On August 31, Illinois Governor Bruce Rauner signed an education funding bill into law, making Illinois the 18th state to offer tax-credit scholarships. Under this system, individuals or corporations can choose to donate to private scholarship organizations who redirect the money to impoverished parents seeking a better education for their children. In return, the donor receives a tax credit.
This new law—to state it metaphorically, but also quite accurately—liberates low-income kids from a prison with which most are not too familiar: their address. No one is holding their breath to see if school choice will work in Illinois. There is already a mountain of data showing that it does.
According to Dr. Greg Forster’s report titled A Win-Win Solution: The Empirical Evidence on School Choice, 14 of the 18 studies conducted show that students previously enrolled in a public school who took advantage of a school choice program benefitted from their choice academically.
In addition, the report claims that no study has ever shown that school choice programs hurt the taxpayer or the financial state of public schools. In other words, such programs either save money or are not affected.
One would be right to point out that while state programs are one thing, federal-level programs are entirely different. So what about federal policies?
States are, as we know, the “laboratories of democracies.” School choice experiments have been a resounding success at the state level. From Washington D.C. to Wisconsin to Florida, school choice has positively impacted everything from graduation rates to taxpayer savings. Therefore, it would make sense to implement the policy nationally.
The education of America’s kids is at stake. If school choice is not expanded nationally, kids who may have one day grown up to be entrepreneurs, engineers, or doctors will instead be left behind due to a lack of basic skills with which the school system is meant to endow them.
With President Donald Trump pushing for tax reform, the time is ripe to implement a national tax incentive for private donations to scholarship organizations.
29 states have at least one major school choice program, according to The Hill. But even these only reach about 600,000 kids. If Congress enacts school choice legislation, millions of kids would have the opportunity to pursue a better K-12 education.
A major and legitimate concern, however, is that the federal government would most likely only accept tax credits for accredited schools, and it regulates the accreditors. The government could abuse this power by forcing the accreditors to only accept schools that meet certain unfair requirements. While this may not sound too bad, private religious schools could lose their autonomy in a worst-case scenario.
However, since a private donation does not involve government money, then the federal government should not regulate any further. The specifics could be up for the courts to decide in the future, but the transfer of money from the taxpayer to a non-profit scholarship organization to a student certainly should not allow for more government meddling.
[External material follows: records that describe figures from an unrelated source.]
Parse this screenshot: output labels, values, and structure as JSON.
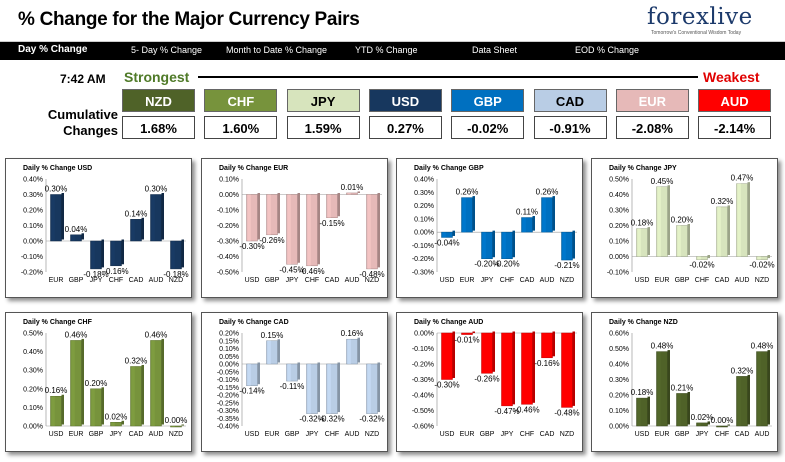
{
  "header": {
    "title": "% Change for the Major Currency Pairs",
    "logo": "forexlive",
    "logo_tagline": "Tomorrow's Conventional Wisdom Today"
  },
  "nav": {
    "items": [
      {
        "label": "Day % Change",
        "active": true
      },
      {
        "label": "5- Day % Change",
        "active": false
      },
      {
        "label": "Month to Date % Change",
        "active": false
      },
      {
        "label": "YTD % Change",
        "active": false
      },
      {
        "label": "Data Sheet",
        "active": false
      },
      {
        "label": "EOD % Change",
        "active": false
      }
    ]
  },
  "summary": {
    "time": "7:42 AM",
    "strongest": "Strongest",
    "weakest": "Weakest",
    "cumulative": "Cumulative Changes",
    "currencies": [
      {
        "name": "NZD",
        "value": "1.68%",
        "color": "#4f6228",
        "text_color": "#ffffff"
      },
      {
        "name": "CHF",
        "value": "1.60%",
        "color": "#77933c",
        "text_color": "#ffffff"
      },
      {
        "name": "JPY",
        "value": "1.59%",
        "color": "#d7e4bd",
        "text_color": "#000000"
      },
      {
        "name": "USD",
        "value": "0.27%",
        "color": "#17375e",
        "text_color": "#ffffff"
      },
      {
        "name": "GBP",
        "value": "-0.02%",
        "color": "#0070c0",
        "text_color": "#ffffff"
      },
      {
        "name": "CAD",
        "value": "-0.91%",
        "color": "#b9cde5",
        "text_color": "#000000"
      },
      {
        "name": "EUR",
        "value": "-2.08%",
        "color": "#e6b9b8",
        "text_color": "#ffffff"
      },
      {
        "name": "AUD",
        "value": "-2.14%",
        "color": "#ff0000",
        "text_color": "#ffffff"
      }
    ]
  },
  "chart_data": [
    {
      "type": "bar",
      "title": "Daily % Change USD",
      "color": "#17375e",
      "categories": [
        "EUR",
        "GBP",
        "JPY",
        "CHF",
        "CAD",
        "AUD",
        "NZD"
      ],
      "values": [
        0.3,
        0.04,
        -0.18,
        -0.16,
        0.14,
        0.3,
        -0.18
      ],
      "labels": [
        "0.30%",
        "0.04%",
        "-0.18%",
        "-0.16%",
        "0.14%",
        "0.30%",
        "-0.18%"
      ],
      "ylim": [
        -0.2,
        0.4
      ],
      "yticks": [
        "0.40%",
        "0.30%",
        "0.20%",
        "0.10%",
        "0.00%",
        "-0.10%",
        "-0.20%"
      ]
    },
    {
      "type": "bar",
      "title": "Daily % Change EUR",
      "color": "#e6b9b8",
      "categories": [
        "USD",
        "GBP",
        "JPY",
        "CHF",
        "CAD",
        "AUD",
        "NZD"
      ],
      "values": [
        -0.3,
        -0.26,
        -0.45,
        -0.46,
        -0.15,
        0.01,
        -0.48
      ],
      "labels": [
        "-0.30%",
        "-0.26%",
        "-0.45%",
        "-0.46%",
        "-0.15%",
        "0.01%",
        "-0.48%"
      ],
      "ylim": [
        -0.5,
        0.1
      ],
      "yticks": [
        "0.10%",
        "0.00%",
        "-0.10%",
        "-0.20%",
        "-0.30%",
        "-0.40%",
        "-0.50%"
      ]
    },
    {
      "type": "bar",
      "title": "Daily % Change GBP",
      "color": "#0070c0",
      "categories": [
        "USD",
        "EUR",
        "JPY",
        "CHF",
        "CAD",
        "AUD",
        "NZD"
      ],
      "values": [
        -0.04,
        0.26,
        -0.2,
        -0.2,
        0.11,
        0.26,
        -0.21
      ],
      "labels": [
        "-0.04%",
        "0.26%",
        "-0.20%",
        "-0.20%",
        "0.11%",
        "0.26%",
        "-0.21%"
      ],
      "ylim": [
        -0.3,
        0.4
      ],
      "yticks": [
        "0.40%",
        "0.30%",
        "0.20%",
        "0.10%",
        "0.00%",
        "-0.10%",
        "-0.20%",
        "-0.30%"
      ]
    },
    {
      "type": "bar",
      "title": "Daily % Change JPY",
      "color": "#d7e4bd",
      "categories": [
        "USD",
        "EUR",
        "GBP",
        "CHF",
        "CAD",
        "AUD",
        "NZD"
      ],
      "values": [
        0.18,
        0.45,
        0.2,
        -0.02,
        0.32,
        0.47,
        -0.02
      ],
      "labels": [
        "0.18%",
        "0.45%",
        "0.20%",
        "-0.02%",
        "0.32%",
        "0.47%",
        "-0.02%"
      ],
      "ylim": [
        -0.1,
        0.5
      ],
      "yticks": [
        "0.50%",
        "0.40%",
        "0.30%",
        "0.20%",
        "0.10%",
        "0.00%",
        "-0.10%"
      ]
    },
    {
      "type": "bar",
      "title": "Daily % Change CHF",
      "color": "#77933c",
      "categories": [
        "USD",
        "EUR",
        "GBP",
        "JPY",
        "CAD",
        "AUD",
        "NZD"
      ],
      "values": [
        0.16,
        0.46,
        0.2,
        0.02,
        0.32,
        0.46,
        0.0
      ],
      "labels": [
        "0.16%",
        "0.46%",
        "0.20%",
        "0.02%",
        "0.32%",
        "0.46%",
        "0.00%"
      ],
      "ylim": [
        0,
        0.5
      ],
      "yticks": [
        "0.50%",
        "0.40%",
        "0.30%",
        "0.20%",
        "0.10%",
        "0.00%"
      ]
    },
    {
      "type": "bar",
      "title": "Daily % Change CAD",
      "color": "#b9cde5",
      "categories": [
        "USD",
        "EUR",
        "GBP",
        "JPY",
        "CHF",
        "AUD",
        "NZD"
      ],
      "values": [
        -0.14,
        0.15,
        -0.11,
        -0.32,
        -0.32,
        0.16,
        -0.32
      ],
      "labels": [
        "-0.14%",
        "0.15%",
        "-0.11%",
        "-0.32%",
        "-0.32%",
        "0.16%",
        "-0.32%"
      ],
      "ylim": [
        -0.4,
        0.2
      ],
      "yticks": [
        "0.20%",
        "0.15%",
        "0.10%",
        "0.05%",
        "0.00%",
        "-0.05%",
        "-0.10%",
        "-0.15%",
        "-0.20%",
        "-0.25%",
        "-0.30%",
        "-0.35%",
        "-0.40%"
      ]
    },
    {
      "type": "bar",
      "title": "Daily % Change AUD",
      "color": "#ff0000",
      "categories": [
        "USD",
        "EUR",
        "GBP",
        "JPY",
        "CHF",
        "CAD",
        "NZD"
      ],
      "values": [
        -0.3,
        -0.01,
        -0.26,
        -0.47,
        -0.46,
        -0.16,
        -0.48
      ],
      "labels": [
        "-0.30%",
        "-0.01%",
        "-0.26%",
        "-0.47%",
        "-0.46%",
        "-0.16%",
        "-0.48%"
      ],
      "ylim": [
        -0.6,
        0
      ],
      "yticks": [
        "0.00%",
        "-0.10%",
        "-0.20%",
        "-0.30%",
        "-0.40%",
        "-0.50%",
        "-0.60%"
      ]
    },
    {
      "type": "bar",
      "title": "Daily % Change NZD",
      "color": "#4f6228",
      "categories": [
        "USD",
        "EUR",
        "GBP",
        "JPY",
        "CHF",
        "CAD",
        "AUD"
      ],
      "values": [
        0.18,
        0.48,
        0.21,
        0.02,
        0.0,
        0.32,
        0.48
      ],
      "labels": [
        "0.18%",
        "0.48%",
        "0.21%",
        "0.02%",
        "0.00%",
        "0.32%",
        "0.48%"
      ],
      "ylim": [
        0,
        0.6
      ],
      "yticks": [
        "0.60%",
        "0.50%",
        "0.40%",
        "0.30%",
        "0.20%",
        "0.10%",
        "0.00%"
      ]
    }
  ]
}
Lawmakers need to craft a school choice policy soon. The situation is surprisingly dire: according to the Programme for International Student Assessment — a test that 15-year-olds from different countries take — the United States ranked 38th out of 71 countries in math and 24th in science. In Detroit, a federal testing administrator claimed that students performed “barely above what one would expect simply by chance, as if the kids simply guessed at the answers.”
Competition fosters growth in the private sector, and it would do so in the public education system as well. Chronically failing schools have no right to be teaching children. And we should certainly not be forcing parents who cannot afford private school to send their kids to these schools. As in the marketplace, the better options will prevail and those bad schools will be replaced or forced into improvement by threat of shutting down.
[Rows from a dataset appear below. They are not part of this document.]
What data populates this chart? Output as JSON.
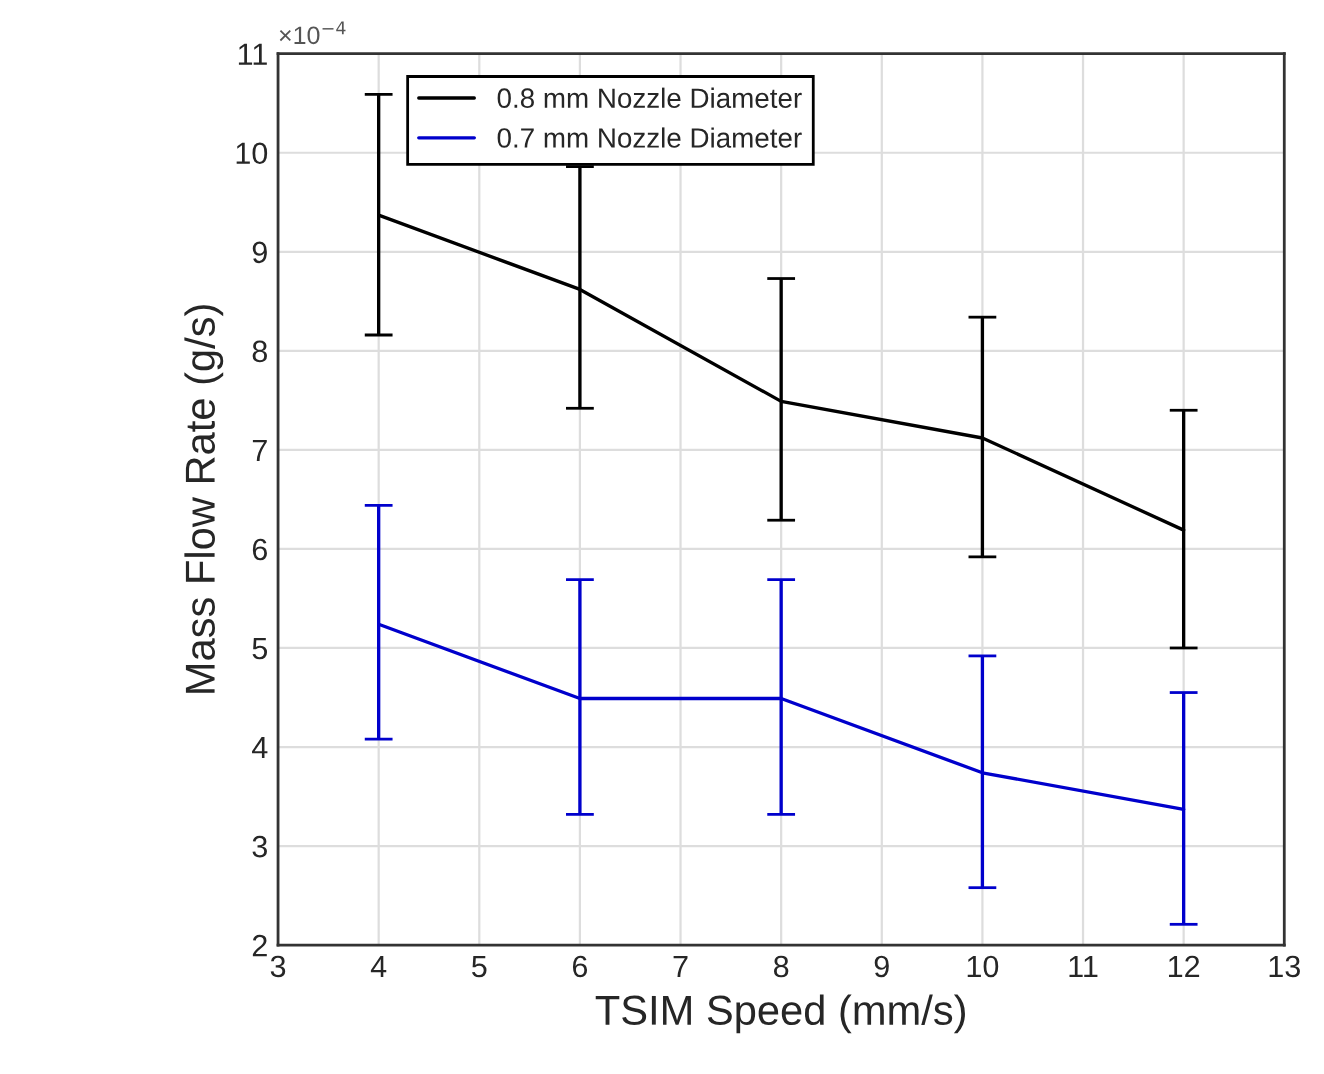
{
  "chart_data": {
    "type": "line",
    "xlabel": "TSIM Speed (mm/s)",
    "ylabel": "Mass Flow Rate (g/s)",
    "annotations": [
      "×10$^{−4}$"
    ],
    "x": [
      4,
      6,
      8,
      10,
      12
    ],
    "series": [
      {
        "name": "0.8 mm Nozzle Diameter",
        "color": "#000000",
        "values": [
          9.37,
          8.62,
          7.49,
          7.12,
          6.19
        ],
        "errors": [
          [
            8.16,
            10.59
          ],
          [
            7.42,
            9.86
          ],
          [
            6.29,
            8.73
          ],
          [
            5.92,
            8.34
          ],
          [
            5.0,
            7.4
          ]
        ]
      },
      {
        "name": "0.7 mm Nozzle Diameter",
        "color": "#0000cc",
        "values": [
          5.24,
          4.49,
          4.49,
          3.74,
          3.37
        ],
        "errors": [
          [
            4.08,
            6.44
          ],
          [
            3.32,
            5.69
          ],
          [
            3.32,
            5.69
          ],
          [
            2.58,
            4.92
          ],
          [
            2.21,
            4.55
          ]
        ]
      }
    ],
    "xlim": [
      3,
      13
    ],
    "xticks": [
      3,
      4,
      5,
      6,
      7,
      8,
      9,
      10,
      11,
      12,
      13
    ],
    "ylim": [
      2,
      11
    ],
    "yticks": [
      2,
      3,
      4,
      5,
      6,
      7,
      8,
      9,
      10,
      11
    ],
    "grid": true,
    "legend": "top left",
    "marker": "none",
    "line_style": "solid"
  }
}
Admittedly, education is a bit more complex than the private market. However, free market principles will help the kids who are forced to go to a certain public school when there are better schools (traditional public, charter or private) right up the street.
The K-12 school system ensures the failure of impoverished inner city kids, forcing them to pass their financial plight to future generations. And so the cycle continues.
A good education and a good family are the springboards from which a low-income kid can compete in the job market. The government cannot provide a good family, but it has an obligation to improve its education system in order to bring equal opportunity to all Americans.
— Henry Queen is a freshman studying journalism. He is a new contributor to The Arch Conservative.